(a) The parent of an unmarried minor, except a parent who has been removed as guardian of the person of the minor, may by will or other writing signed by the parent and attested by at least two witnesses appoint a person or persons as guardian or coguardians of the person of such minor, as guardian or coguardians of the estate, or both, to serve if the parents who are guardians of the minor are dead. If two or more instruments, whether by will or other writing, contain an appointment, the latest effective appointment made by the last surviving parent has priority. Such appointment shall not supersede the previous appointment of a guardian made by the court of probate having jurisdiction.(b) The ward of such a guardian may, when he or she is over the age of twelve, apply to the court of probate in which such ward resides, for the substitution of a guardian or coguardians of the person to supersede the appointed guardian. The court of probate may, upon such application and hearing, substitute the guardian or coguardians chosen by the ward to be the guardian or coguardians of the person of the ward after consideration of the standards set forth in section 45a-617.(c) A parental appointment becomes effective when the guardian's written acceptance is filed in the court in which the nominating instrument is probated, or, in the case of a nontestamentary nominating instrument, in the court for the probate district where the minor resides. Any guardian or coguardians appointed pursuant to this section shall receive the appointment subject to the control of the court of probate and subject to the provisions and restrictions to which the last surviving parent, as guardian, was subject at the time of such parent's decease. If the court deems it necessary for the protection of the minor, a guardian or coguardians of the person shall furnish a probate bond. A guardian or coguardians of the estate shall furnish a probate bond. Upon such acceptance of guardianship or furnishing such bond, the guardian or coguardians shall have the same power over the person and estate of such minor as guardians appointed by the court of probate.Conn. Gen. Stat. § 45a-596
(1949 Rev., S. 6858; P.A. 80-227, S. 5, 24; 80-476, S. 104; P.A. 86-200, S. 3; 86-264, S. 4; P.A. 96-98; P.A. 00-76, S. 1.)

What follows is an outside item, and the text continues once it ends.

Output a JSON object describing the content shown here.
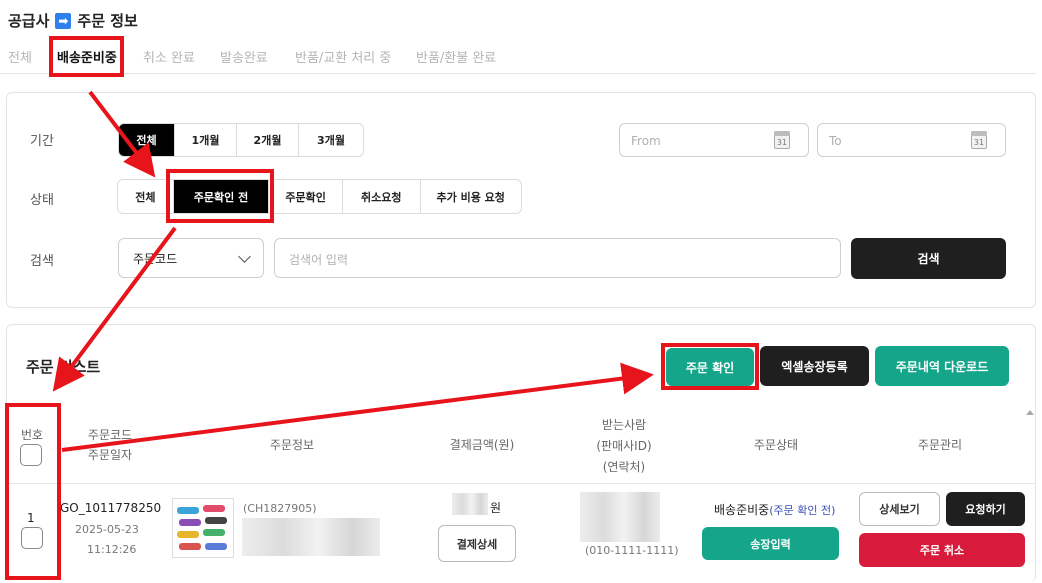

Presumption that it is in child's best interest to allow a testamentary guardian named pursuant to section to serve as such is rebuttable by demonstrating, by a fair preponderance of the evidence, that it would be detrimental to the child to permit testamentary guardian to serve as such, and that detriment may be shown not just by demonstrating guardian's unfitness, but by demonstrating considerations that would be damaging, injurious or harmful to the child. 260 C. 182. Section to be interpreted as mandating the appointment of sole surviving parent's testamentary choice of a guardian; presumption that best interests of child served by the appointment may be rebutted only by showing such appointment would be detrimental to the child. 24 CA 402.